The National Rifle Association and other pro-gun groups lobbied for passage of the legislation, and it was generally considered favorable for gun owners. Among other things, the act made it easier to transport long rifles across the United States, ended federal records-keeping on ammunition sales and prohibited the prosecution of someone passing through areas with strict gun control with firearms in their vehicle, so long as the gun was properly stored.
However, the act also contained a provision banning the ownership of any fully automatic firearms not registered by May 19, 1986. That provision was slipped into the legislation as an 11th-hour amendment by Rep. William J. Hughes, a New Jersey Democrat.
Reagan has been criticized by some gun owners for signing legislation containing the Hughes amendment.
Before Reagan left office in January 1989, efforts were afoot in Congress to pass legislation creating a national background check and mandatory waiting period for handgun purchases. The Brady Bill, as the legislation was named, had the backing of Sarah Brady, the wife of former Reagan press secretary Jim Brady, who was wounded in a 1981 assassination attempt on the president.
The Brady Bill initially struggled for support in Congress but was gaining ground by the latter days of Reagan’s successor President George H.W. Bush. In a 1991 op-ed for the New York Times, Reagan voiced his support for the Brady Bill, saying the 1981 assassination attempt might have never happened if the Brady Bill had been law.
Citing statistics suggesting 9,200 murders are committed each year in the United States using handguns, Reagan said, “This level of violence must be stopped.
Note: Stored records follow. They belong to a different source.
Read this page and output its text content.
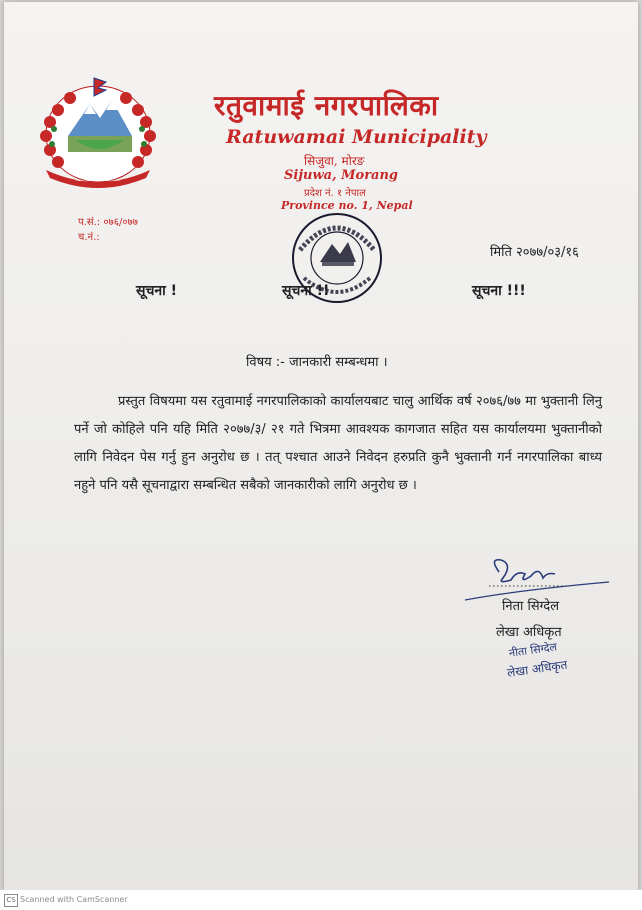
—————————
रतुवामाई नगरपालिका
Ratuwamai Municipality
सिजुवा, मोरङ
Sijuwa, Morang
प्रदेश नं. १ नेपाल
Province no. 1, Nepal
प.सं.: ०७६/०७७
च.नं.:
मिति २०७७/०३/१६
सूचना !	सूचना !!	सूचना !!!
विषय :- जानकारी सम्बन्धमा ।
प्रस्तुत विषयमा यस रतुवामाई नगरपालिकाको कार्यालयबाट चालु आर्थिक वर्ष २०७६/७७ मा भुक्तानी लिनु पर्ने जो कोहिले पनि यहि मिति २०७७/३/ २१ गते भित्रमा आवश्यक कागजात सहित यस कार्यालयमा भुक्तानीको लागि निवेदन पेस गर्नु हुन अनुरोध छ । तत् पश्चात आउने निवेदन हरुप्रति कुनै भुक्तानी गर्न नगरपालिका बाध्य नहुने पनि यसै सूचनाद्वारा सम्बन्धित सबैको जानकारीको लागि अनुरोध छ ।
निता सिग्देल
लेखा अधिकृत
नीता सिग्देल
लेखा अधिकृत
CS Scanned with CamScanner
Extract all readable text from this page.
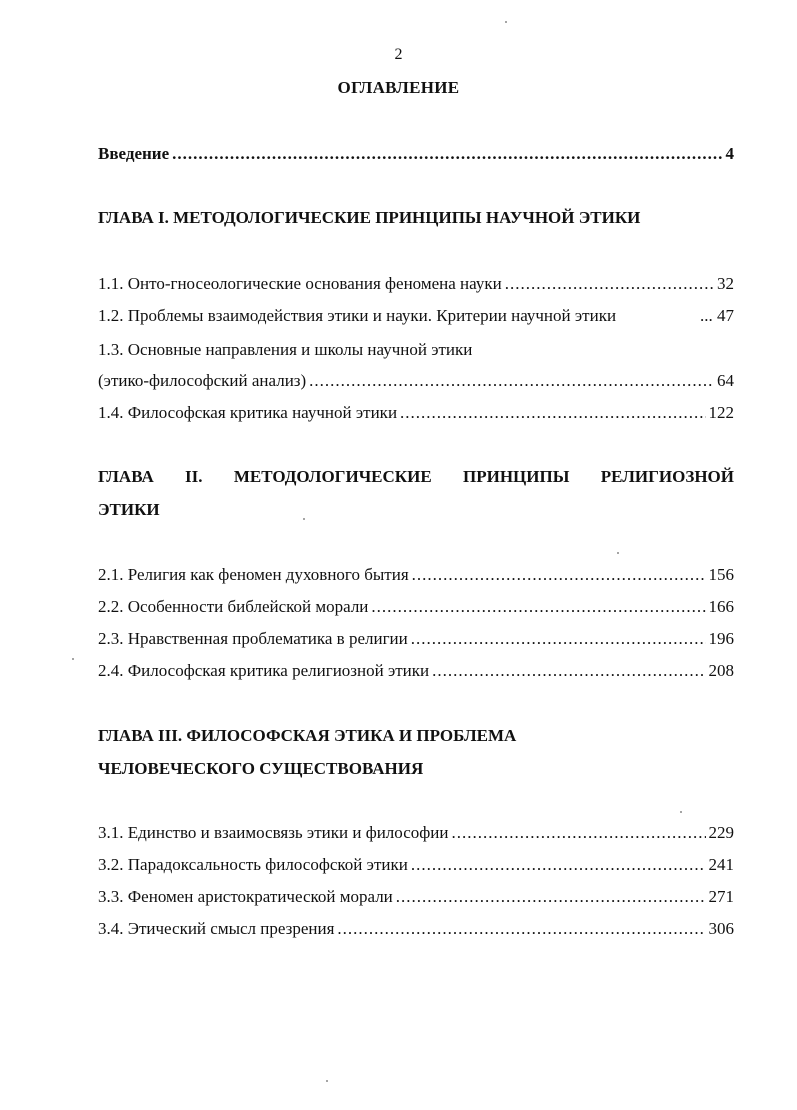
2
ОГЛАВЛЕНИЕ
Введение .....	4
ГЛАВА I. МЕТОДОЛОГИЧЕСКИЕ ПРИНЦИПЫ НАУЧНОЙ ЭТИКИ
1.1. Онто-гносеологические основания феномена науки .....	32
1.2. Проблемы взаимодействия этики и науки. Критерии научной этики	... 47
1.3. Основные направления и школы научной этики
(этико-философский анализ) .....	64
1.4. Философская критика научной этики .....	122
ГЛАВА II. МЕТОДОЛОГИЧЕСКИЕ ПРИНЦИПЫ РЕЛИГИОЗНОЙ
ЭТИКИ
2.1. Религия как феномен духовного бытия .....	156
2.2. Особенности библейской морали .....	166
2.3. Нравственная проблематика в религии .....	196
2.4. Философская критика религиозной этики .....	208
ГЛАВА III. ФИЛОСОФСКАЯ ЭТИКА И ПРОБЛЕМА
ЧЕЛОВЕЧЕСКОГО СУЩЕСТВОВАНИЯ
3.1. Единство и взаимосвязь этики и философии .....	229
3.2. Парадоксальность философской этики .....	241
3.3. Феномен аристократической морали .....	271
3.4. Этический смысл презрения .....	306
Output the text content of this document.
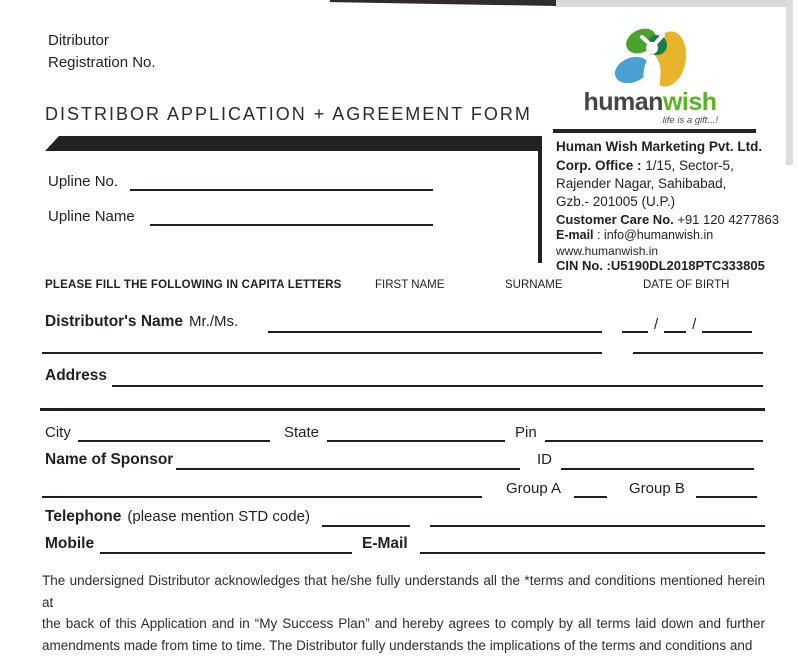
Ditributor
Registration No.
DISTRIBOR APPLICATION + AGREEMENT FORM humanwish
life is a gift...!
Human Wish Marketing Pvt. Ltd.
Corp. Office : 1/15, Sector-5,
Rajender Nagar, Sahibabad,
Gzb.- 201005 (U.P.)
Customer Care No. +91 120 4277863
E-mail : info@humanwish.in
www.humanwish.in
CIN No. :U5190DL2018PTC333805
Upline No.
Upline Name
PLEASE FILL THE FOLLOWING IN CAPITA LETTERS	FIRST NAME	SURNAME	DATE OF BIRTH
Distributor's Name Mr./Ms.	/ /
Address
City	State	Pin
Name of Sponsor	ID
Group A	Group B
Telephone (please mention STD code)
Mobile	E-Mail
The undersigned Distributor acknowledges that he/she fully understands all the *terms and conditions mentioned herein at
the back of this Application and in “My Success Plan” and hereby agrees to comply by all terms laid down and further
amendments made from time to time. The Distributor fully understands the implications of the terms and conditions and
Sarah and Jim Brady are working hard to do that, and I say more power to them.”
It was a 180-degree turn from Reagan’s 1975 piece in Guns & Ammo magazine when he said that gun control is pointless because murder cannot be prevented.
Three years later, Congress had passed the Brady Bill and was working on another piece of gun control legislation, a ban on assault weapons.
Reagan joined former Presidents Gerald Ford and Jimmy Carter in a letter published in The Boston Globe that called on Congress to pass a ban on assault weapons.
Later, in a letter to Rep. Scott Klug, a Wisconsin Republican, Reagan said the limitations proposed by the Assault Weapon Ban “are absolutely necessary” and that it “must be passed.” Klug voted in favor of the ban.
The Firearm Owners Protection Act of 1986 will be remembered as an important piece of legislation for gun rights.
However, Reagan also cast his support behind the two most controversial pieces of gun control legislation of the past 30 years. His support of the Assault Weapons Ban in 1994 may have directly led to the ban winning the approval of Congress.
Congress passed the ban by a vote of 216-214. In addition to Klug voting for the ban after Reagan’s last-minute plea, Rep. Dick Swett, D-New Hampshire., also credited Reagan’s support of the bill for helping him decide to cast a favorable vote.
A more lasting impact of Reagan’s policy on guns was the nomination of several Supreme Court justices. Of the four justices nominated by Reagan—Sandra Day O’Connor, William Rehnquist, Antonin Scalia and Anthony Kennedy—the latter two were still on the bench for a pair of important Supreme Court rulings on gun rights in the 2000s: District of Columbia v. Heller in 2008 and McDonald v. Chicago in 2010.
Both sided with a narrow, 4-3 majority in striking down gun bans in Washington D.C. and Chicago while ruling that the Second Amendment applies to individuals and the states.